Now she has been appointed to speak into the spiritual life of The Salvation Army Australia at the Board level. “I sit on the Board as the Secretary for Spiritual Life Development, looking at the spiritual strengthening and deepening of the territory’s faith and the counter-balances needed to engage Salvos with Jesus and see growth in their spiritual lives. I’m also the only under-35 full-participant voter, and I’m a passionate gender equity advocate. So, I will bring that to the Board as well.”
As well as the action of God in her life, Rosy credits her family for how a country girl from Masterton, New Zealand, could have risen to positions of executive responsibility in one of the most significant churches and largest faith-based charities in Australia. Her father is Māori which she says, although looking pakeha (white) herself, has given her a deep spiritual connection with the earth and its peoples. She carries a burden to uplift and connect with Indigenous cultures and multicultural environments such as here in Australia.
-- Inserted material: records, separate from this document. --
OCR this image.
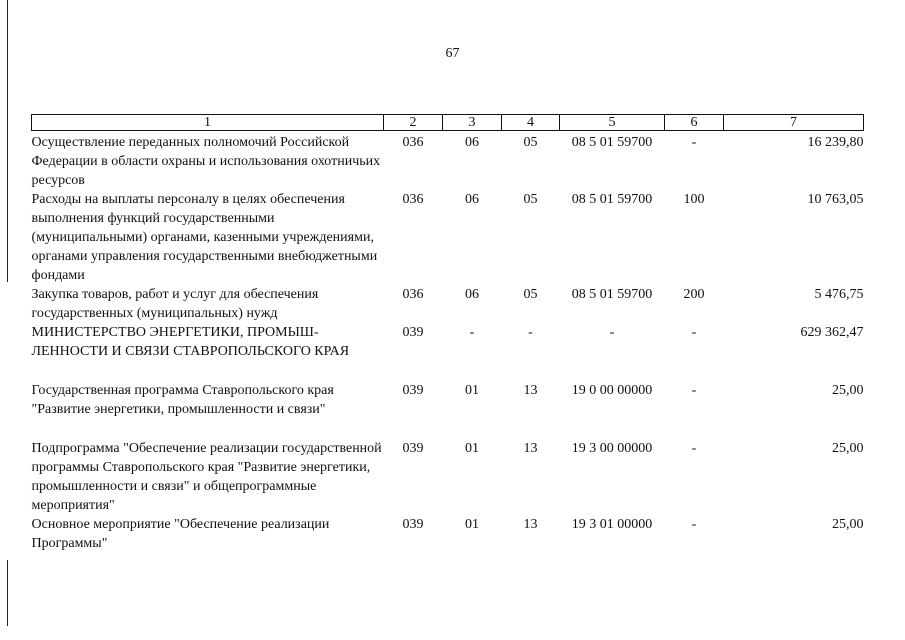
67
1	2	3	4	5	6	7
Осуществление переданных полномочий Российской Федерации в области охраны и использования охотничьих ресурсов	036	06	05	08 5 01 59700	-	16 239,80
Расходы на выплаты персоналу в целях обеспечения выполнения функций государственными (муниципальными) органами, казенными учреждениями, органами управления государственными внебюджетными фондами	036	06	05	08 5 01 59700	100	10 763,05
Закупка товаров, работ и услуг для обеспечения государственных (муниципальных) нужд	036	06	05	08 5 01 59700	200	5 476,75
МИНИСТЕРСТВО ЭНЕРГЕТИКИ, ПРОМЫШ-ЛЕННОСТИ И СВЯЗИ СТАВРОПОЛЬСКОГО КРАЯ	039	-	-	-	-	629 362,47
Государственная программа Ставропольского края "Развитие энергетики, промышленности и связи"	039	01	13	19 0 00 00000	-	25,00
Подпрограмма "Обеспечение реализации государственной программы Ставропольского края "Развитие энергетики, промышленности и связи" и общепрограммные мероприятия"	039	01	13	19 3 00 00000	-	25,00
Основное мероприятие "Обеспечение реализации Программы"	039	01	13	19 3 01 00000	-	25,00
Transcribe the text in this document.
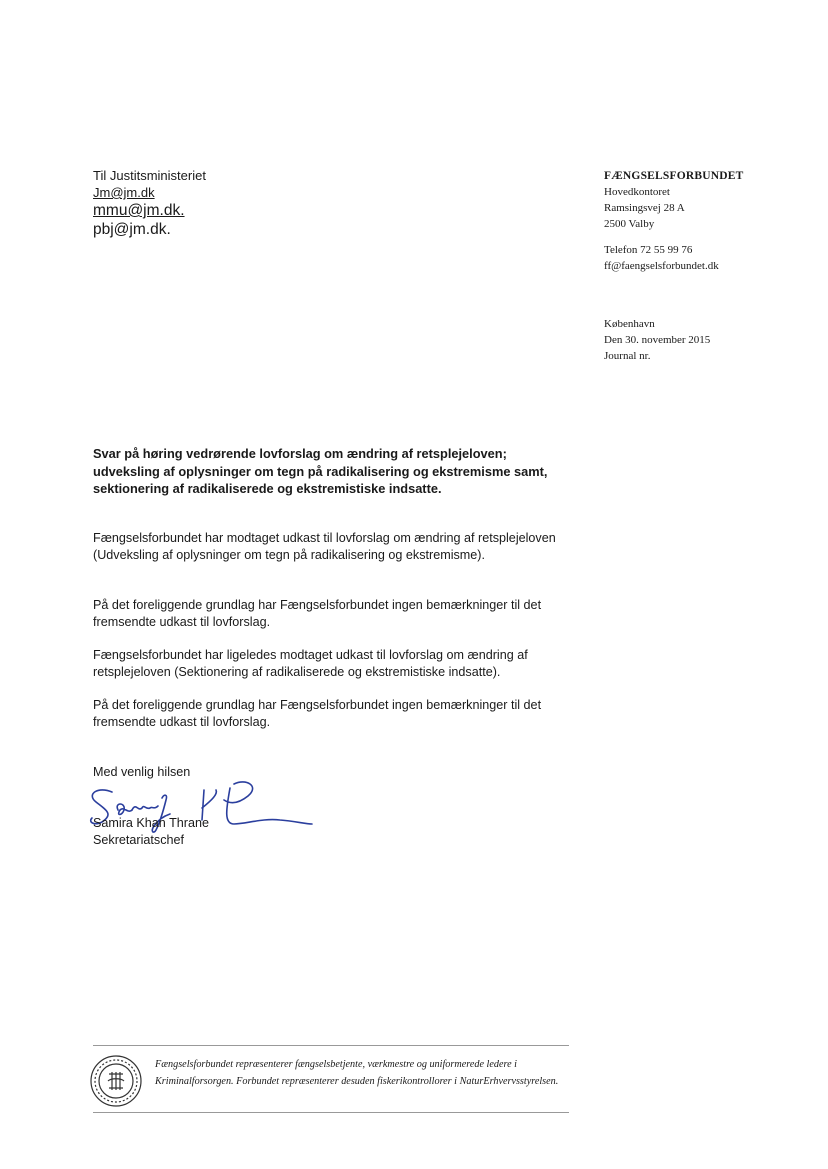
Til Justitsministeriet
Jm@jm.dk
mmu@jm.dk.
pbj@jm.dk.
FÆNGSELSFORBUNDET
Hovedkontoret
Ramsingsvej 28 A
2500 Valby
Telefon 72 55 99 76
ff@faengselsforbundet.dk
København
Den 30. november 2015
Journal nr.
Svar på høring vedrørende lovforslag om ændring af retsplejeloven; udveksling af oplysninger om tegn på radikalisering og ekstremisme samt, sektionering af radikaliserede og ekstremistiske indsatte.
Fængselsforbundet har modtaget udkast til lovforslag om ændring af retsplejeloven (Udveksling af oplysninger om tegn på radikalisering og ekstremisme).
På det foreliggende grundlag har Fængselsforbundet ingen bemærkninger til det fremsendte udkast til lovforslag.
Fængselsforbundet har ligeledes modtaget udkast til lovforslag om ændring af retsplejeloven (Sektionering af radikaliserede og ekstremistiske indsatte).
På det foreliggende grundlag har Fængselsforbundet ingen bemærkninger til det fremsendte udkast til lovforslag.
Med venlig hilsen
Samira Khan Thrane
Sekretariatschef
Fængselsforbundet repræsenterer fængselsbetjente, værkmestre og uniformerede ledere i Kriminalforsorgen. Forbundet repræsenterer desuden fiskerikontrollorer i NaturErhvervsstyrelsen.
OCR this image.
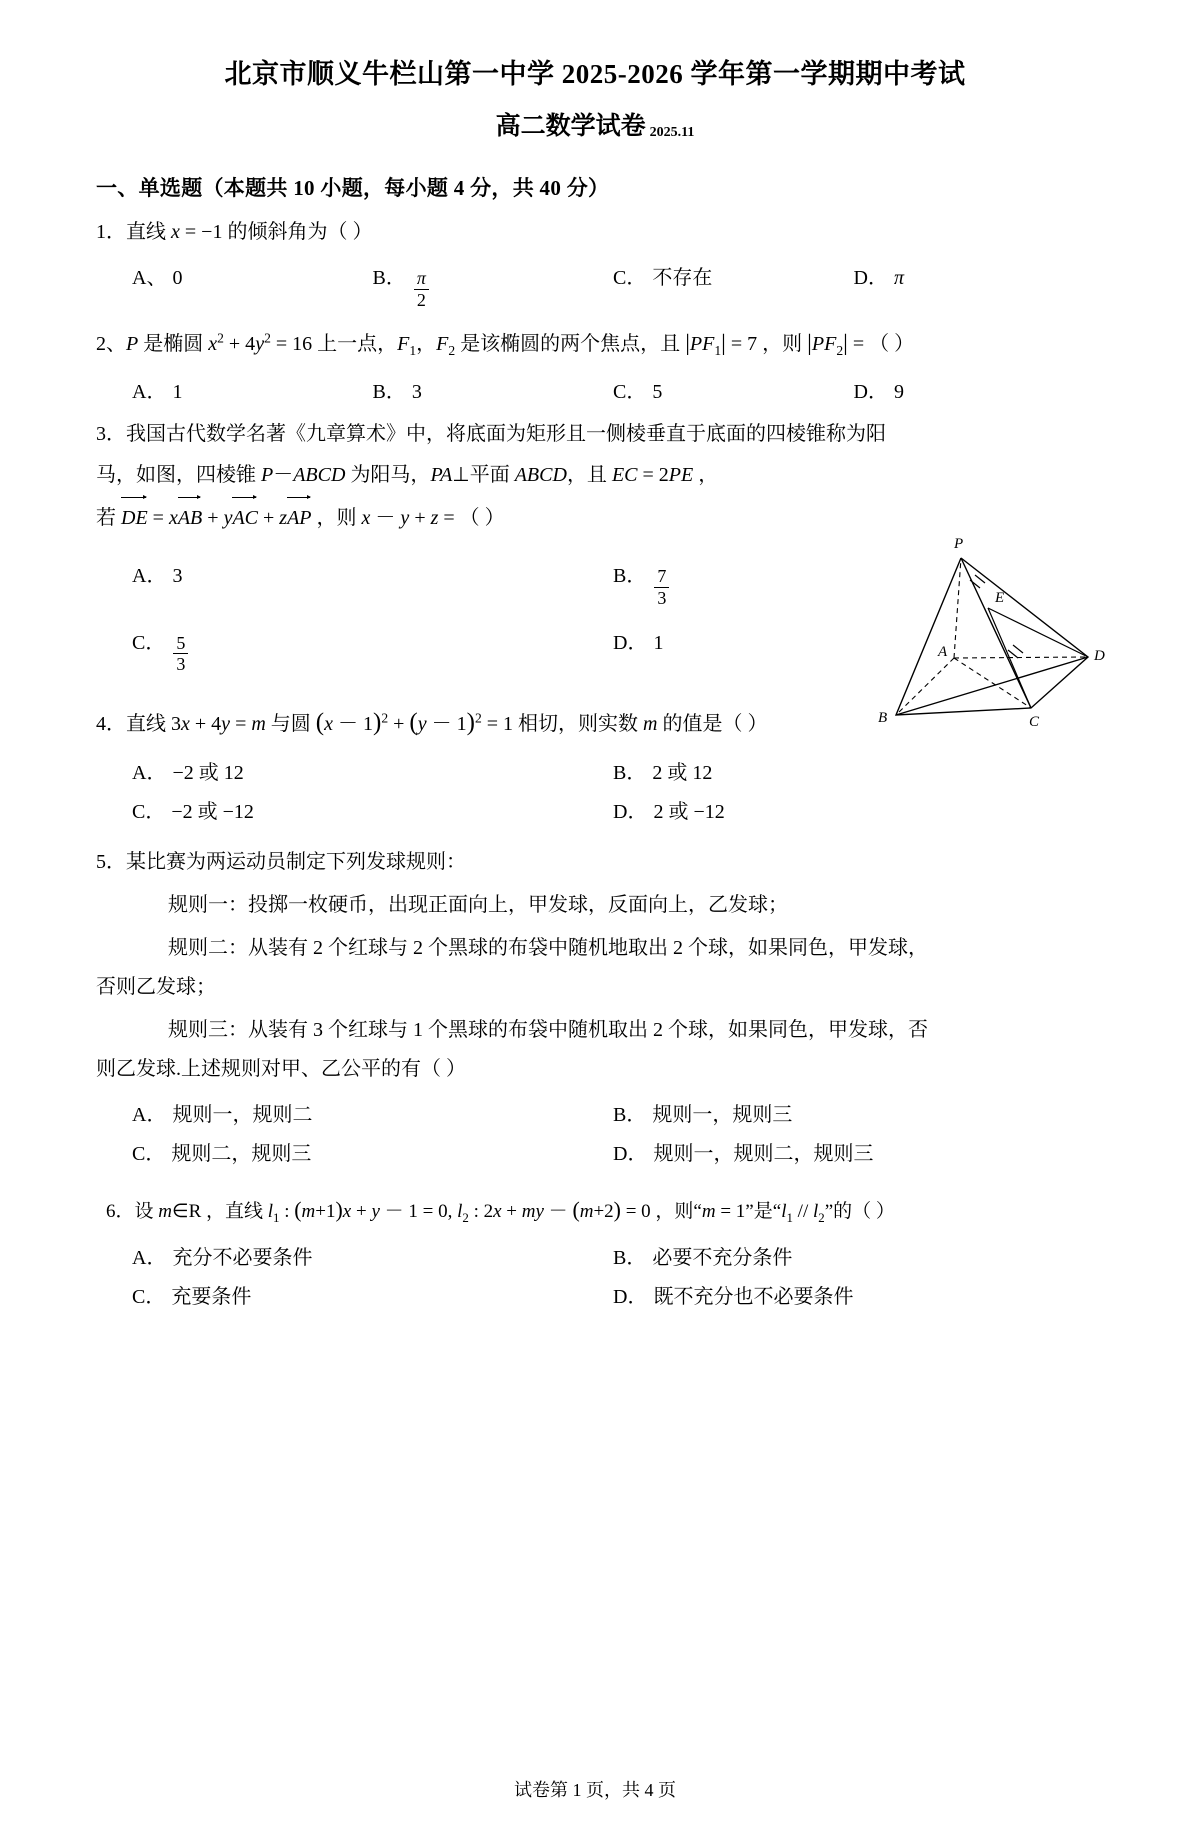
北京市顺义牛栏山第一中学 2025-2026 学年第一学期期中考试
高二数学试卷 2025.11
一、单选题（本题共 10 小题，每小题 4 分，共 40 分）
1．直线 x = −1 的倾斜角为（ ）
A、 0	B． $\frac{\pi}{2}$	C． 不存在	D． π
2、P 是椭圆 $x^2 + 4y^2 = 16$ 上一点，$F_1$，$F_2$ 是该椭圆的两个焦点，且 $|PF_1| = 7$ ，则 $|PF_2|$ = （ ）
A． 1	B． 3	C． 5	D． 9
3．我国古代数学名著《九章算术》中，将底面为矩形且一侧棱垂直于底面的四棱锥称为阳
马，如图，四棱锥 P－ABCD 为阳马，PA⊥平面 ABCD，且 EC = 2PE ，
若 DE = xAB + yAC + zAP ，则 x － y + z = （ ）
A． 3	B． $\frac{7}{3}$
C． $\frac{5}{3}$	D． 1
P
E
A	D
B	C
4．直线 3x + 4y = m 与圆 $(x - 1)^2 + (y - 1)^2 = 1$ 相切，则实数 m 的值是（ ）
A． −2 或 12	B． 2 或 12
C． −2 或 −12	D． 2 或 −12
5．某比赛为两运动员制定下列发球规则：
规则一：投掷一枚硬币，出现正面向上，甲发球，反面向上，乙发球；
规则二：从装有 2 个红球与 2 个黑球的布袋中随机地取出 2 个球，如果同色，甲发球，
否则乙发球；
规则三：从装有 3 个红球与 1 个黑球的布袋中随机取出 2 个球，如果同色，甲发球，否
则乙发球.上述规则对甲、乙公平的有（ ）
A． 规则一，规则二	B． 规则一，规则三
C． 规则二，规则三	D． 规则一，规则二，规则三
6．设 m∈R ，直线 $l_1$ : (m+1)x + y － 1 = 0, $l_2$ : 2x + my － (m+2) = 0 ，则“m = 1”是“$l_1 // l_2$”的（ ）
A． 充分不必要条件	B． 必要不充分条件
C． 充要条件	D． 既不充分也不必要条件
试卷第 1 页，共 4 页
On the other hand, her mother is white and a deep woman of faith. “I’m very proud of my mother,” admits Rosy. “And I think that her faithful prayer and tending of us has set me up so well. Her prophetic words, using poetry and the Word of God to speak about who Jesus is, is who I am now. I literally use poetry and the spoken word, and the Word of God to tell others about who God is to me. God was always very present and very real to me growing up.
“People will say I’m a prophet; I bring the spoken word; I’m into artistry. But I have a relationship with Jesus; I’ve had such a significant encounter with Jesus during my life that I am changed – I’m a different person. I can’t live or walk or talk the same because I know that God is real. It’s like people living and knowing that the climate crisis is real. It transforms everything you do – the way you shop, the way you recycle, the way you act.
“It is huge. The biggest part of me is my relationship with God. It’s more significant than any other relationship I have. I really love Jesus.”